I tried using same dataset on both EconML and Dowhy functions. I am getting different ATE estimates. There is a difference of about 10-20% on average, sometimes more between the ATE estimates from both. All the variables in dataset are continuous including treatment. I have kept parameters consistent with both the frameworks along with random seed.
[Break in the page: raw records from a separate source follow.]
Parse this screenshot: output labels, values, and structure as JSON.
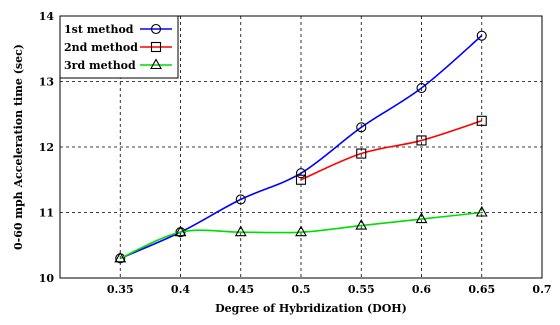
{
  "chart_data": {
    "type": "line",
    "xlabel": "Degree of Hybridization (DOH)",
    "ylabel": "0-60 mph Acceleration time (sec)",
    "xlim": [
      0.3,
      0.7
    ],
    "ylim": [
      10,
      14
    ],
    "xticks": [
      "0.35",
      "0.4",
      "0.45",
      "0.5",
      "0.55",
      "0.6",
      "0.65",
      "0.7"
    ],
    "yticks": [
      "10",
      "11",
      "12",
      "13",
      "14"
    ],
    "grid": true,
    "legend_position": "top-left",
    "series": [
      {
        "name": "1st method",
        "color": "#0000ff",
        "marker": "circle",
        "x": [
          0.35,
          0.4,
          0.45,
          0.5,
          0.55,
          0.6,
          0.65
        ],
        "y": [
          10.3,
          10.7,
          11.2,
          11.6,
          12.3,
          12.9,
          13.7
        ]
      },
      {
        "name": "2nd method",
        "color": "#ff0000",
        "marker": "square",
        "x": [
          0.5,
          0.55,
          0.6,
          0.65
        ],
        "y": [
          11.5,
          11.9,
          12.1,
          12.4
        ]
      },
      {
        "name": "3rd method",
        "color": "#00dd00",
        "marker": "triangle",
        "x": [
          0.35,
          0.4,
          0.45,
          0.5,
          0.55,
          0.6,
          0.65
        ],
        "y": [
          10.3,
          10.7,
          10.7,
          10.7,
          10.8,
          10.9,
          11.0
        ]
      }
    ]
  }
}
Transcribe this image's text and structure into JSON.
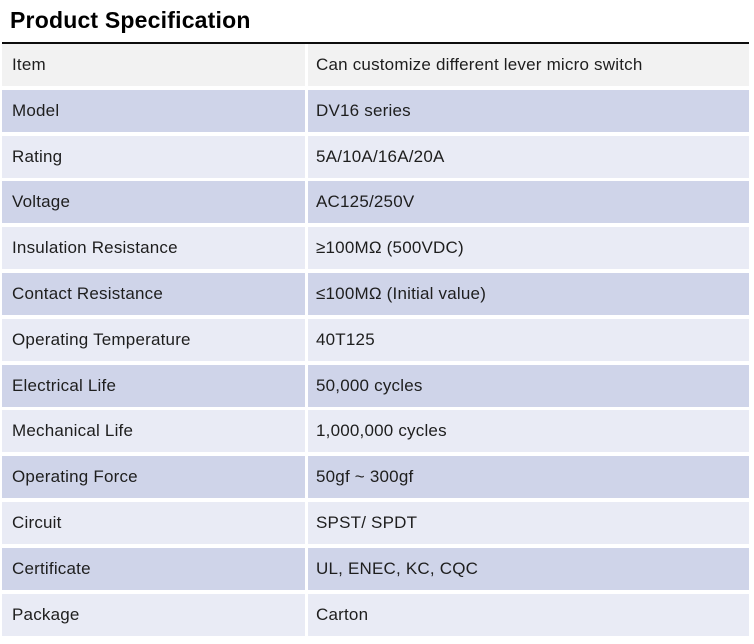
{
  "page": {
    "title": "Product Specification"
  },
  "colors": {
    "top_border": "#0d0d0d",
    "header_row_bg": "#f2f2f2",
    "band_medium": "#cfd4e9",
    "band_light": "#e9ebf5",
    "gutter": "#ffffff",
    "text": "#1e1e1e"
  },
  "table": {
    "rows": [
      {
        "label": "Item",
        "value": "Can customize different lever micro switch"
      },
      {
        "label": "Model",
        "value": "DV16 series"
      },
      {
        "label": "Rating",
        "value": "5A/10A/16A/20A"
      },
      {
        "label": "Voltage",
        "value": "AC125/250V"
      },
      {
        "label": "Insulation Resistance",
        "value": "≥100MΩ (500VDC)"
      },
      {
        "label": "Contact Resistance",
        "value": "≤100MΩ (Initial value)"
      },
      {
        "label": "Operating Temperature",
        "value": "40T125"
      },
      {
        "label": "Electrical Life",
        "value": "50,000 cycles"
      },
      {
        "label": "Mechanical Life",
        "value": "1,000,000 cycles"
      },
      {
        "label": "Operating Force",
        "value": "50gf ~ 300gf"
      },
      {
        "label": "Circuit",
        "value": "SPST/ SPDT"
      },
      {
        "label": "Certificate",
        "value": "UL, ENEC, KC, CQC"
      },
      {
        "label": "Package",
        "value": "Carton"
      }
    ]
  }
}
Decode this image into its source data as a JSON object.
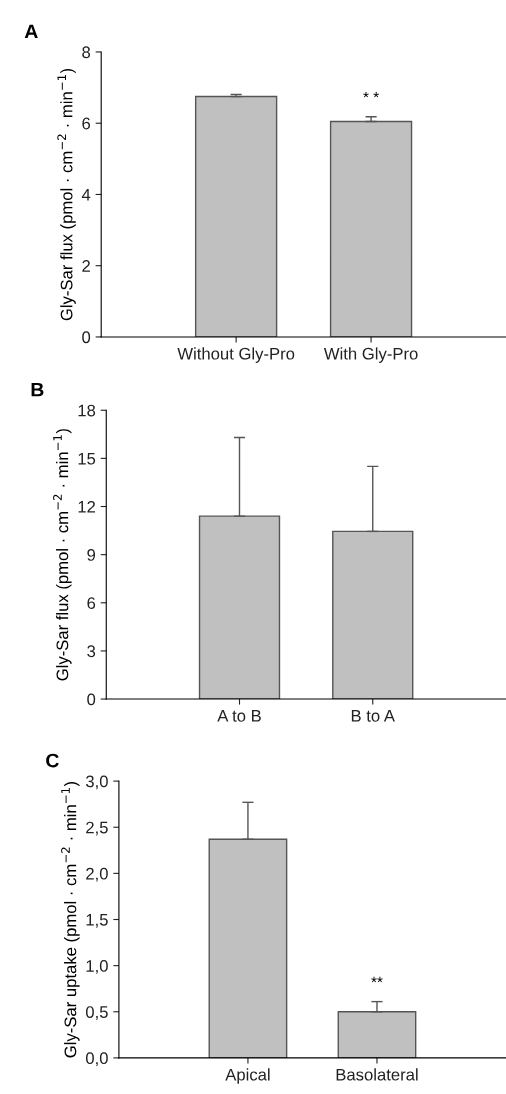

What could explain this divergence?

EconML code:

import numpy as np
import pandas as pd
from econml.dml import DML
import xgboost as xgb
from econml.sklearn_extensions.linear_model import StatsModelsRLM

# Define the model
model_y = xgb.XGBRegressor(random_state=578,max_depth=3,n_estimators=100)
model_t = xgb.XGBRegressor(random_state=578,max_depth=3,n_estimators=100)
model_final=StatsModelsRLM(fit_intercept=True)

# Instantiate the DoubleML model
dml = DML(model_y=model_y, model_t=model_t, model_final=model_final,discrete_treatment=False,random_state=587921,cv=3)

# Fit the model
dml.fit(Y=data1['Y'], T=data1['X'], X=data1['Z'])
dml.ate(X=data1['Z'],T0=19.32,T1=19.13)

DoWhy code:

model=CausalModel(
    data = data1,
    treatment='X',
    outcome='Y',
    common_causes = 'Z'
    )

identified_estimand = model.identify_effect(proceed_when_unidentifiable=True)

causal_estimate = model.estimate_effect(identified_estimand,
          method_name="backdoor.econml.dml.DML",
          confidence_intervals=False,
          control_value = 19.32,
          treatment_value = 19.13,
                                        method_params={
                      "init_params":{
                        'model_y':xgb.XGBRegressor(random_state=578,max_depth=3,n_estimators=100),
                                    'model_t': xgb.XGBRegressor(random_state=578,max_depth=3,n_estimators=100),
                                    'model_final':StatsModelsRLM(fit_intercept=True), 
                                    'discrete_treatment' : False,
                                    'random_state':587921,
                                    'cv':3
                      },
                      "fit_params":{},
                      'num_null_simulations':399,'num_simulations':399})

print(causal_estimate.value)

Version information:

drawlinson commented 2 days ago

The order of samples drawn from the (potentially multiple) PRNGs could be slightly different between the two versions of the code. Even if the algorithm is conceptually identical, there would then be differences in output.

I suggest you perform the experiment 100 times with each library and plot the resulting estimate distributions. If the estimate distributions are not significantly different, then there is no bug and your estimate simply has high variance.